Hace muchos siglos, Píndaro supo estos escapes de los hombres, y cómo había que actuar, cómo su voz podía aleccionar a lo más cercano pero resbaladizo:
Alma mía, no persigas la vida eterna, agota el ámbito de lo posible
Pero también ED nos habla de otras cosas: uno de los más perfectos, cuatro versos que hablan de intimidad, presencia, sentimiento de co-pertenencia, es éste (903):
I hide myself within my flower, Dentro de mí me escondo
That fading from your Vase, Para que, al desaparecer de tu Jarrón,
You, unsuspecting, feel for me-- Tú--sin saberlo--sientas por mí--
Almost a loneliness. Una soledad parecida.
Otro de mis preferidos es ése en que fantasea con el mar y demás, en su propia casa, lo que nos da una idea de su poder de imaginación, de su capacidad para viajar dentro de las cuatro paredes de Amherst: [520]

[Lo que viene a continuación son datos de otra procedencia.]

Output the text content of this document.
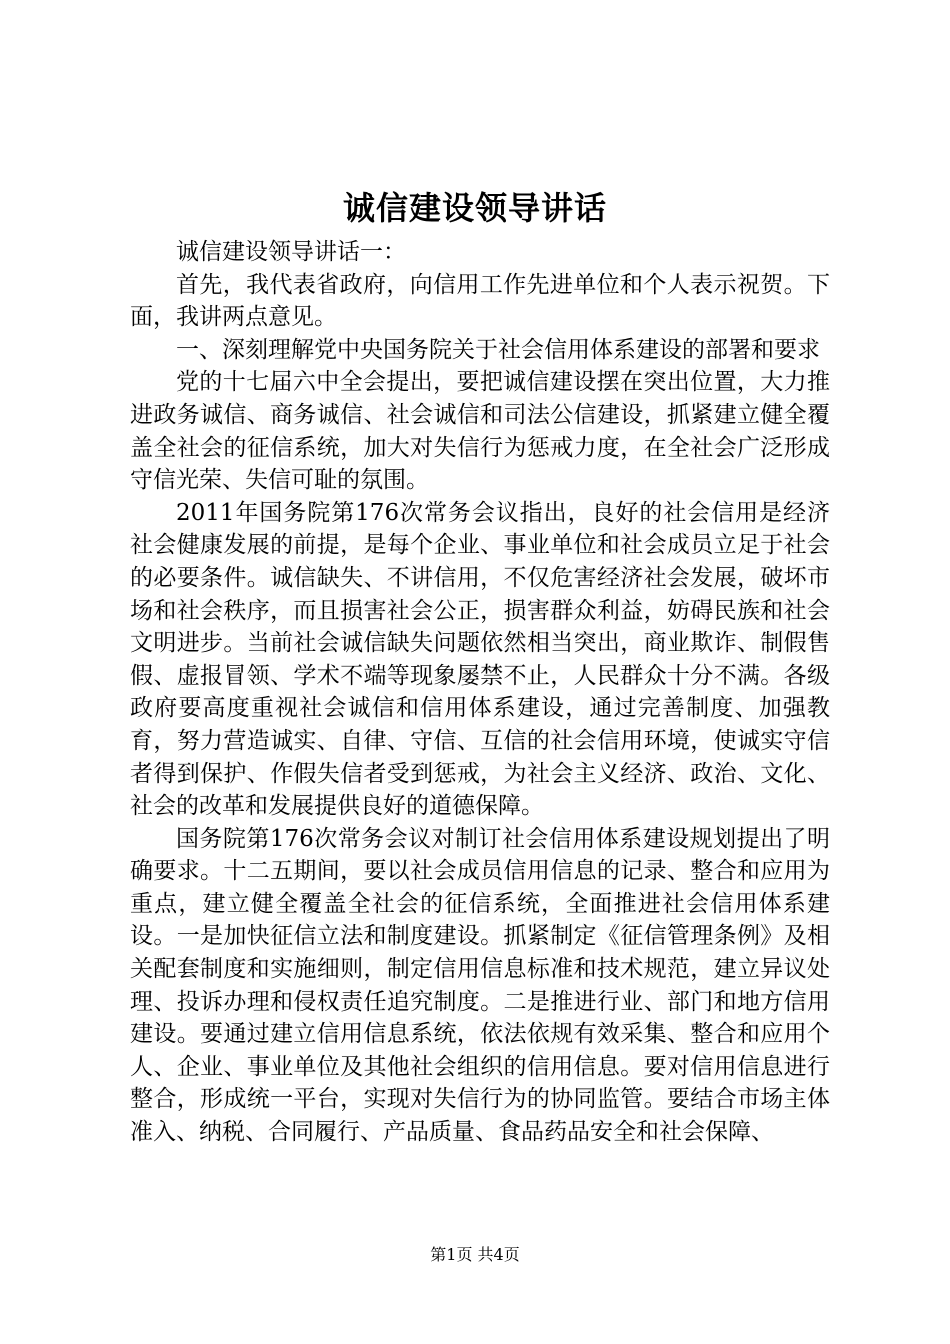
诚信建设领导讲话

诚信建设领导讲话一：

首先，我代表省政府，向信用工作先进单位和个人表示祝贺。下面，我讲两点意见。

一、深刻理解党中央国务院关于社会信用体系建设的部署和要求

党的十七届六中全会提出，要把诚信建设摆在突出位置，大力推进政务诚信、商务诚信、社会诚信和司法公信建设，抓紧建立健全覆盖全社会的征信系统，加大对失信行为惩戒力度，在全社会广泛形成守信光荣、失信可耻的氛围。

2011年国务院第176次常务会议指出，良好的社会信用是经济社会健康发展的前提，是每个企业、事业单位和社会成员立足于社会的必要条件。诚信缺失、不讲信用，不仅危害经济社会发展，破坏市场和社会秩序，而且损害社会公正，损害群众利益，妨碍民族和社会文明进步。当前社会诚信缺失问题依然相当突出，商业欺诈、制假售假、虚报冒领、学术不端等现象屡禁不止，人民群众十分不满。各级政府要高度重视社会诚信和信用体系建设，通过完善制度、加强教育，努力营造诚实、自律、守信、互信的社会信用环境，使诚实守信者得到保护、作假失信者受到惩戒，为社会主义经济、政治、文化、社会的改革和发展提供良好的道德保障。

国务院第176次常务会议对制订社会信用体系建设规划提出了明确要求。十二五期间，要以社会成员信用信息的记录、整合和应用为重点，建立健全覆盖全社会的征信系统，全面推进社会信用体系建设。一是加快征信立法和制度建设。抓紧制定《征信管理条例》及相关配套制度和实施细则，制定信用信息标准和技术规范，建立异议处理、投诉办理和侵权责任追究制度。二是推进行业、部门和地方信用建设。要通过建立信用信息系统，依法依规有效采集、整合和应用个人、企业、事业单位及其他社会组织的信用信息。要对信用信息进行整合，形成统一平台，实现对失信行为的协同监管。要结合市场主体准入、纳税、合同履行、产品质量、食品药品安全和社会保障、

第1页 共4页
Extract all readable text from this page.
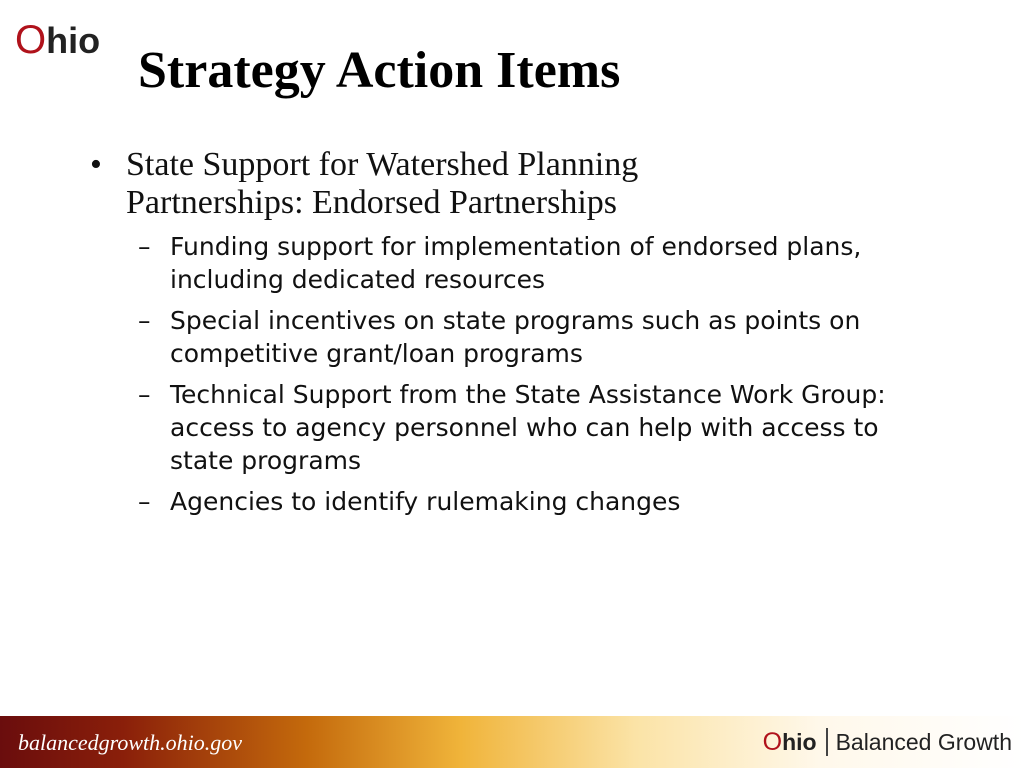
Ohio
Strategy Action Items
• State Support for Watershed Planning
Partnerships: Endorsed Partnerships
– Funding support for implementation of endorsed plans, including dedicated resources
– Special incentives on state programs such as points on competitive grant/loan programs
– Technical Support from the State Assistance Work Group: access to agency personnel who can help with access to state programs
– Agencies to identify rulemaking changes
balancedgrowth.ohio.gov	Ohio Balanced Growth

Salí temprano--llevé mi perro--
visité el mar--
las sirenas del sótano
subieron para verme--
y las fragatas--del piso alto
tendieron sus redes de cáñamo--
creyendo que yo era una laucha--
encallada--en la arena--
ningún hombre me conmovió--hasta que la marea
cubrió mis inocentes zapatos,
llegó hasta mi delantal--hasta mi cinturón,
traspasó mi corpiño--
fingió que iba a devorarme--
totalmente, como el rocío
sobre un macizo de verbenas--
entonces--yo también me volví--
y él, él--me siguió--de cerca--
sentí su tacón de plata
contra mi tobillo--luego mis zapatos
desbordaron de perlas--
hasta que llegamos al pueblo en tierra firme--
parecía no conocer a nadie--
e inclinándose--me miró intensamente--
el mar--se retiró--
Fijémonos en el sutil erotismo que encubren estos versos, cómo la autora también se da a los placeres, de la imaginación que desborda como un mar y cubre sus ropas, llega hasta lo más íntimo, cómo el mar-perseguidor es una compañía y un misterio, y alguien que sabe retirarse a tiempo. Este misticismo muy laico, casi de orden naturista, está también alejadísimo de los éxtasis de la poesía hispana del Siglo de Oro. Aquí no hay cristos ni encierros monacales ni estigmas, sino lo más natural, el viento que sopla, el mar como una presencia salada pero en realidad es el campo, la huerta, alguna abeja zumbona, y nada más. Tendría que llegar un William Carlos Williams para que en un poema "épico" de nuevo cuño, Paterson, nos traiga de forma extendida este culto por la naturaleza misteriosa, aún capaz de llevarnos a la meditación y la salvaguarda del alma; y sobre todo, la vivencia de la buena tierra.
¿Qué es la buena tierra, o la puerca tierra que dijo John Berger? ¿Ya no queda, no está más? Es también la poesía que se derrama en la última parte de la trilogía La Materia Oscura de Philip Pullman, que termino de leer estos días, "El catalejo lacado". En un pasaje cerca del final, tiene lugar la transmutación esencial, que no desvelaré, pero que tiene que ver con el Polvo, esa sustancia que llena todo el aire, que está en todas las cosas, y que en otro mundo se llama Sombra. Los dos niños protagonistas, Will y Lyra, serán un mecanismo importante en ese cambio, y es porque en ellos se ha dado la metamorfosis necesaria, imparable: también sus daimonions tendrán que estabilizarse por fin. Y entonces, Pullman, dejando de lado esa pulsión aventurera, esa agilidad en la descripción de los acontecimientos, se detiene un poco y nos cuenta, con gran delicadeza poética (aunque la poesía embarga todo el libro) ese milagro que ha tenido lugar, que es el Enamorarse de dos púberes, de dos chicos que, procedentes de mundos distintos, han sabido que "ha llegado": y los labios como fresas con la ligereza de las mariposas.
Ha llegado el cumpleaños de mi vida. Mi amor ha venido a mí (Christina Rossetti)
(cita en el inicio del capítulo 35).
Todo alrededor está en silencio, como si el mundo contuviera la respiración.